A prescrição eletrónica de meios complementares de diagnóstico consta do memorando de entendimento assinado entre o Governo e a ‘troika’, que previa a conclusão da medida até setembro deste ano.

“Tornar obrigatória a prescrição eletrónica de medicamentos e meios de diagnóstico abrangidos por sistemas de comparticipação pública, para todos os médicos tanto no sector público como no sector privado”, é a medida que consta do documento.

Segundo o diploma hoje publicado, esta prescrição abrange os meios de diagnóstico cujos encargos são suportados no todo ou em parte por verbas do SNS.

A prescrição passa a ter de ser feita a partir de aplicações informáticas da Administração Central do Sistema de Saúde (ACSS) ou de aplicações de outros fornecedores devidamente certificados.

Para isso, a ACSS tem até dia 12 de agosto para divulgar quais os requisitos técnicos que essas aplicações devem cumprir e os fornecedores devem, até 31 de agosto, declarar que as suas aplicações cumprem as normas.

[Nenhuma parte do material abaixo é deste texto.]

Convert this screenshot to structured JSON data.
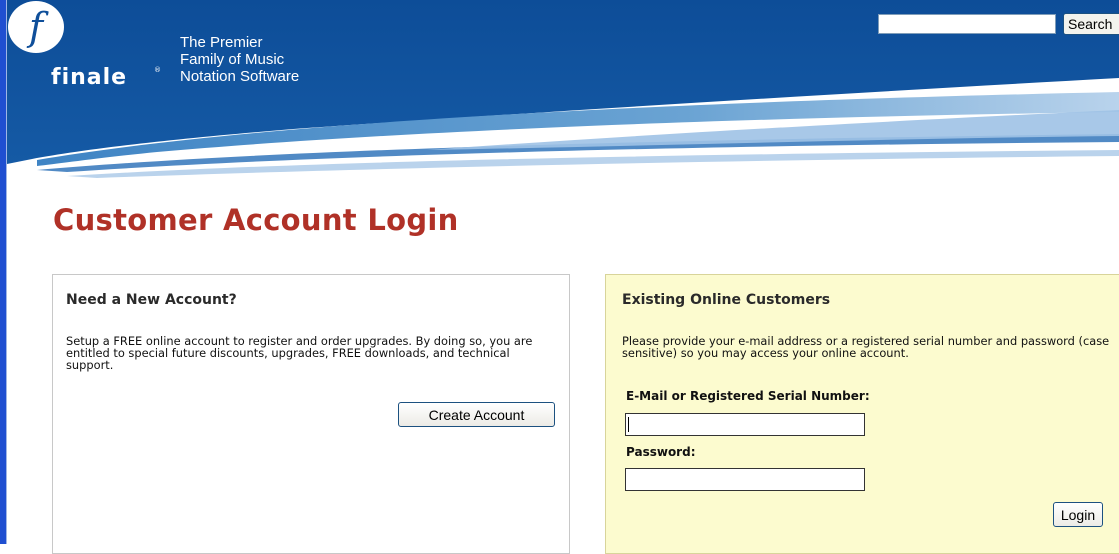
{
  "header": {
    "logo_wordmark": "finale",
    "logo_glyph": "f",
    "logo_registered": "®",
    "tagline_lines": [
      "The Premier",
      "Family of Music",
      "Notation Software"
    ],
    "search": {
      "value": "",
      "button_label": "Search"
    }
  },
  "page": {
    "title": "Customer Account Login"
  },
  "new_account": {
    "heading": "Need a New Account?",
    "description": "Setup a FREE online account to register and order upgrades. By doing so, you are entitled to special future discounts, upgrades, FREE downloads, and technical support.",
    "button_label": "Create Account"
  },
  "existing": {
    "heading": "Existing Online Customers",
    "description": "Please provide your e-mail address or a registered serial number and password (case sensitive) so you may access your online account.",
    "email_label": "E-Mail or Registered Serial Number:",
    "email_value": "",
    "password_label": "Password:",
    "password_value": "",
    "login_label": "Login"
  },
  "colors": {
    "banner_blue": "#0f4f9a",
    "title_red": "#b03127",
    "panel_yellow": "#fcfbcf"
  }
}
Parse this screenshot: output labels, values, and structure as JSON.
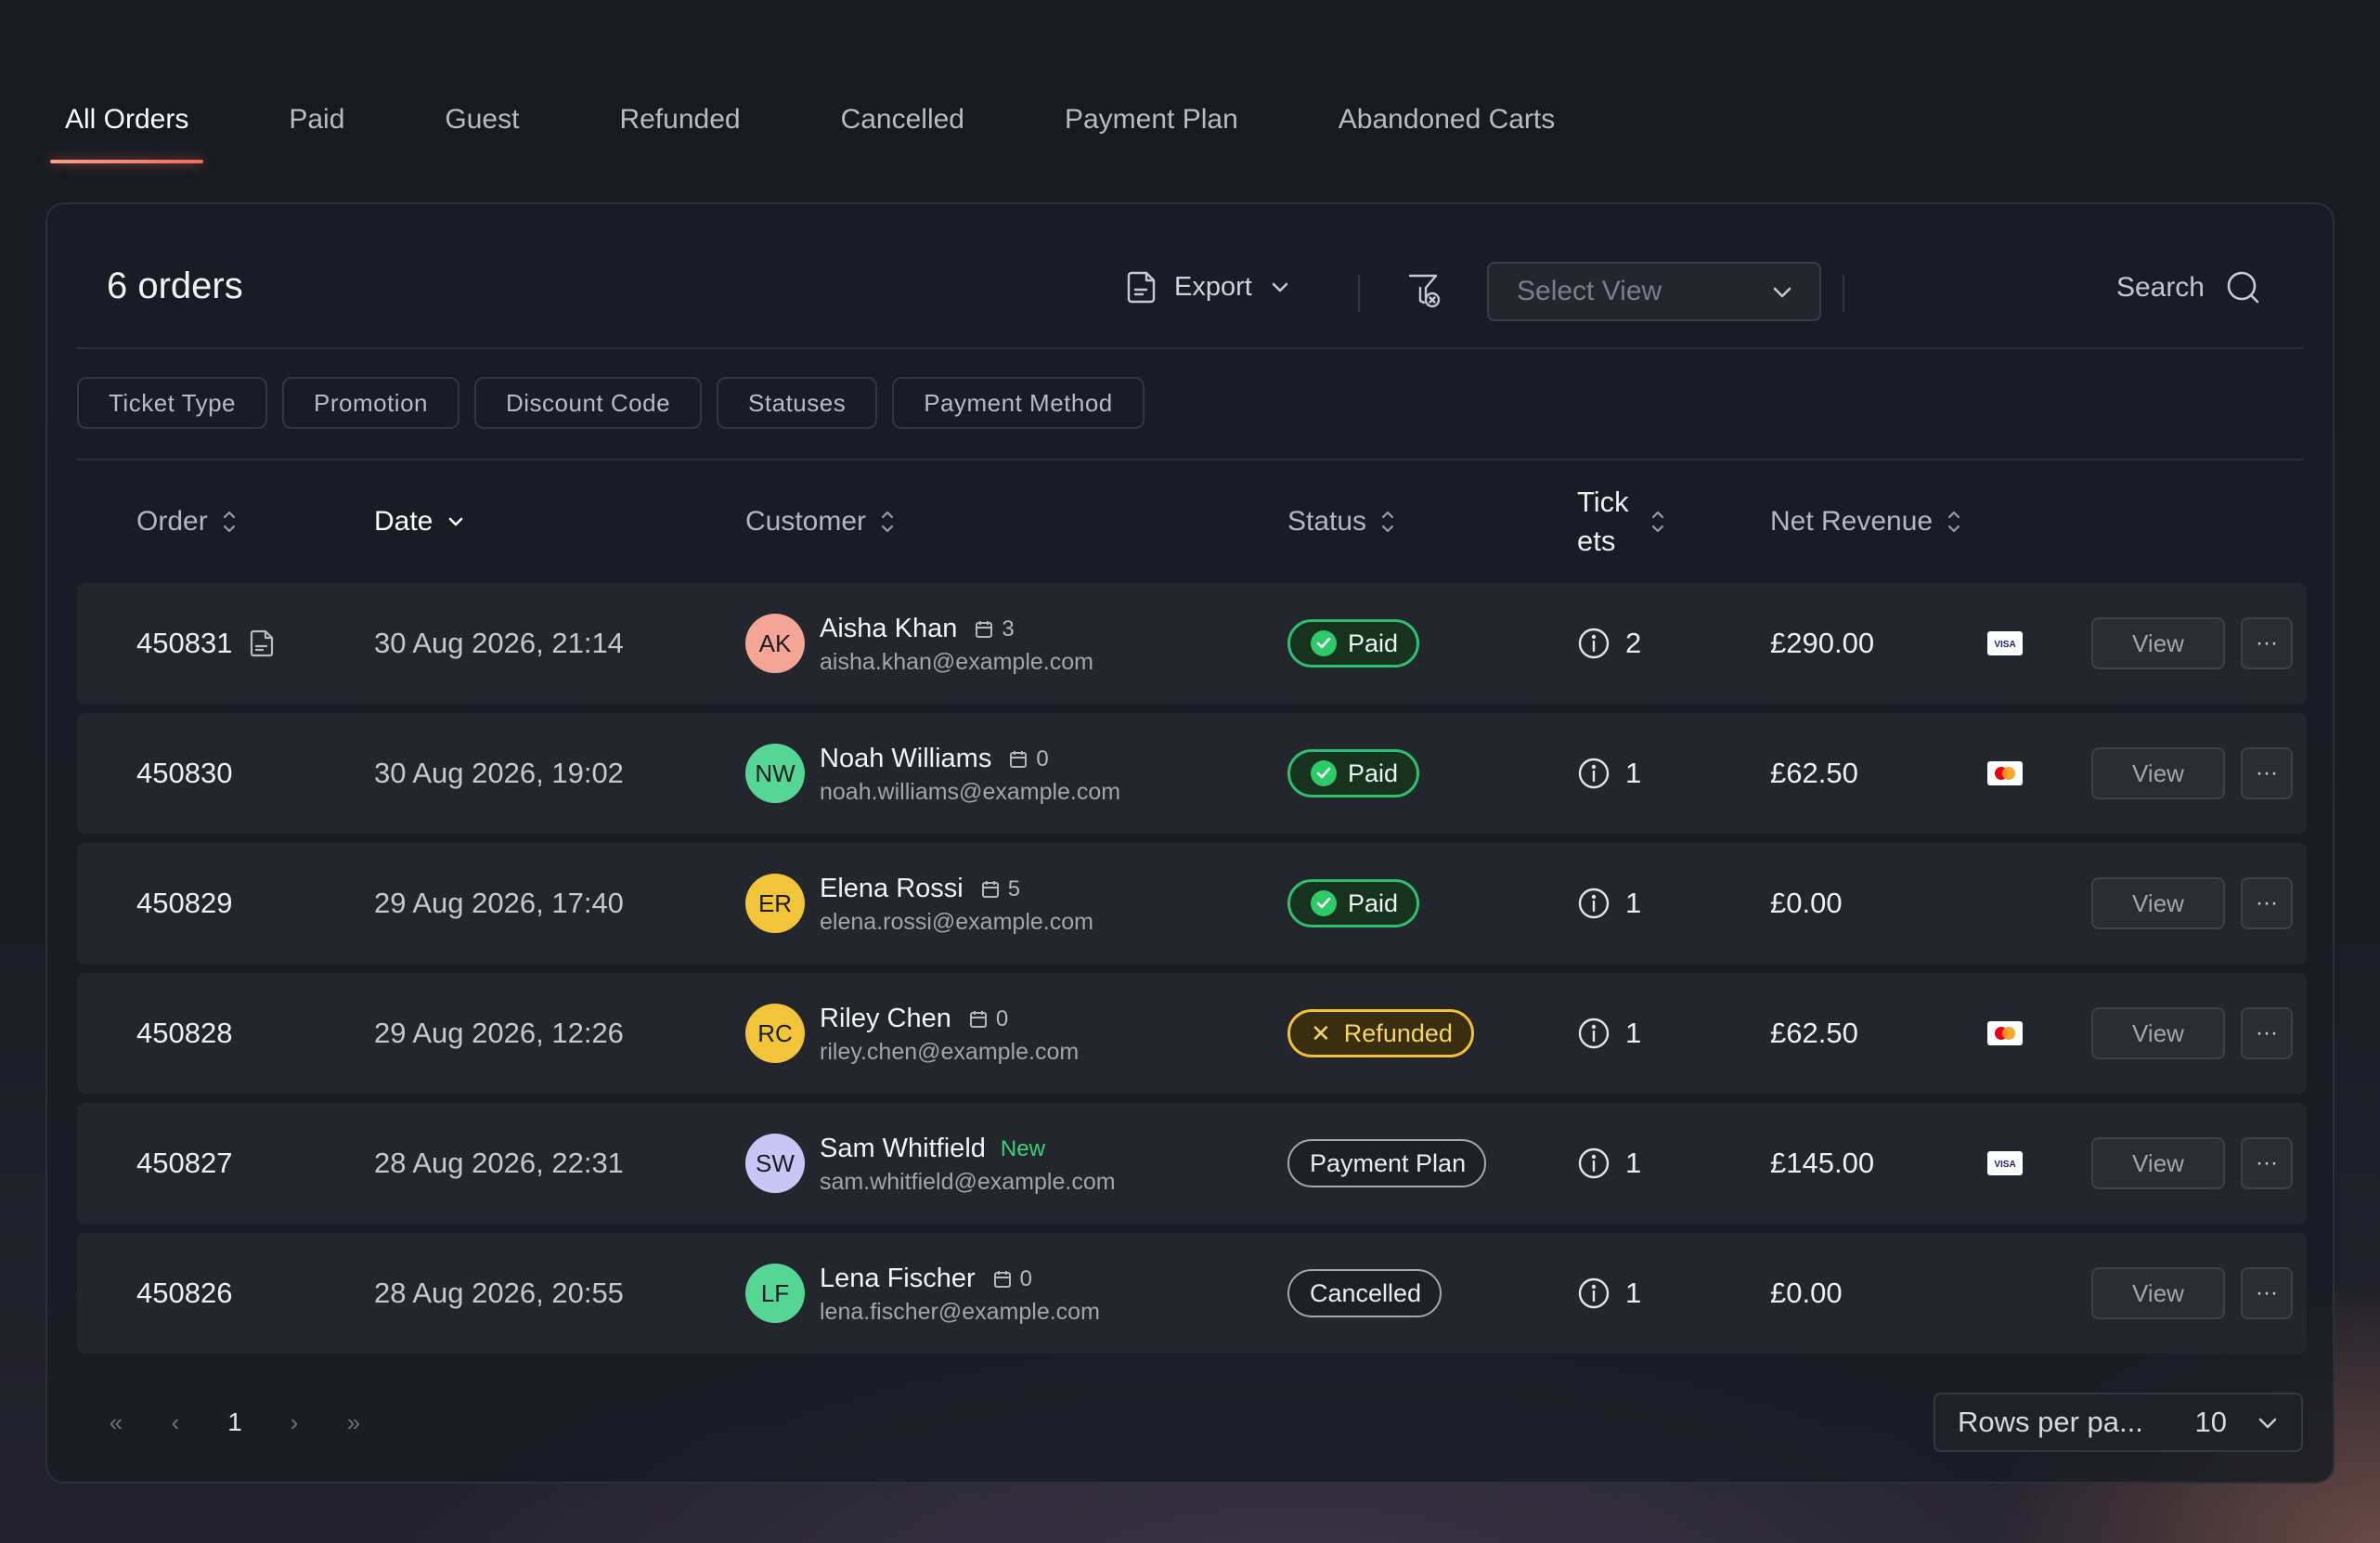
{
  "tabs": [
    {
      "label": "All Orders"
    },
    {
      "label": "Paid"
    },
    {
      "label": "Guest"
    },
    {
      "label": "Refunded"
    },
    {
      "label": "Cancelled"
    },
    {
      "label": "Payment Plan"
    },
    {
      "label": "Abandoned Carts"
    }
  ],
  "toolbar": {
    "count_label": "6 orders",
    "export_label": "Export",
    "select_view_placeholder": "Select View",
    "search_label": "Search"
  },
  "filters": [
    "Ticket Type",
    "Promotion",
    "Discount Code",
    "Statuses",
    "Payment Method"
  ],
  "columns": {
    "order": "Order",
    "date": "Date",
    "customer": "Customer",
    "status": "Status",
    "tickets_line1": "Tick",
    "tickets_line2": "ets",
    "net_revenue": "Net Revenue"
  },
  "rows": [
    {
      "order": "450831",
      "has_doc": true,
      "date": "30 Aug 2026, 21:14",
      "initials": "AK",
      "avatar_color": "#f4a596",
      "name": "Aisha Khan",
      "badge_count": "3",
      "is_new": false,
      "email": "aisha.khan@example.com",
      "status": "Paid",
      "status_kind": "paid",
      "tickets": "2",
      "revenue": "£290.00",
      "card": "visa",
      "view": "View",
      "more": "···"
    },
    {
      "order": "450830",
      "has_doc": false,
      "date": "30 Aug 2026, 19:02",
      "initials": "NW",
      "avatar_color": "#55d694",
      "name": "Noah Williams",
      "badge_count": "0",
      "is_new": false,
      "email": "noah.williams@example.com",
      "status": "Paid",
      "status_kind": "paid",
      "tickets": "1",
      "revenue": "£62.50",
      "card": "mastercard",
      "view": "View",
      "more": "···"
    },
    {
      "order": "450829",
      "has_doc": false,
      "date": "29 Aug 2026, 17:40",
      "initials": "ER",
      "avatar_color": "#f1c43a",
      "name": "Elena Rossi",
      "badge_count": "5",
      "is_new": false,
      "email": "elena.rossi@example.com",
      "status": "Paid",
      "status_kind": "paid",
      "tickets": "1",
      "revenue": "£0.00",
      "card": "",
      "view": "View",
      "more": "···"
    },
    {
      "order": "450828",
      "has_doc": false,
      "date": "29 Aug 2026, 12:26",
      "initials": "RC",
      "avatar_color": "#f1c43a",
      "name": "Riley Chen",
      "badge_count": "0",
      "is_new": false,
      "email": "riley.chen@example.com",
      "status": "Refunded",
      "status_kind": "refunded",
      "tickets": "1",
      "revenue": "£62.50",
      "card": "mastercard",
      "view": "View",
      "more": "···"
    },
    {
      "order": "450827",
      "has_doc": false,
      "date": "28 Aug 2026, 22:31",
      "initials": "SW",
      "avatar_color": "#c8c6f4",
      "name": "Sam Whitfield",
      "badge_count": "",
      "is_new": true,
      "new_label": "New",
      "email": "sam.whitfield@example.com",
      "status": "Payment Plan",
      "status_kind": "plain",
      "tickets": "1",
      "revenue": "£145.00",
      "card": "visa",
      "view": "View",
      "more": "···"
    },
    {
      "order": "450826",
      "has_doc": false,
      "date": "28 Aug 2026, 20:55",
      "initials": "LF",
      "avatar_color": "#55d694",
      "name": "Lena Fischer",
      "badge_count": "0",
      "is_new": false,
      "email": "lena.fischer@example.com",
      "status": "Cancelled",
      "status_kind": "plain",
      "tickets": "1",
      "revenue": "£0.00",
      "card": "",
      "view": "View",
      "more": "···"
    }
  ],
  "pagination": {
    "first": "«",
    "prev": "‹",
    "current": "1",
    "next": "›",
    "last": "»",
    "rows_per_page_label": "Rows per pa...",
    "rows_per_page_value": "10"
  },
  "colors": {
    "accent": "#f06c5a",
    "paid": "#2fc06c",
    "refunded": "#f1c236",
    "new": "#3ed07a"
  }
}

“As entidades com convenção com o SNS para a prestação de serviços na área dos meios complementares de diagnóstico devem obrigatoriamente adaptar os seus sistemas informáticos para que a fatura a emitir em outro de 2011, respeitante aos serviços prestados no mês anterior, seja efetuada de forma eletrónica”, refere ainda o despacho assinado pelo secretário de Estado da Saúde, Manuel Teixeira.

O diploma determina que, durante este mês, a ACSS e as administrações regionais de saúde promovam sessões de esclarecimento junto das entidades convencionadas.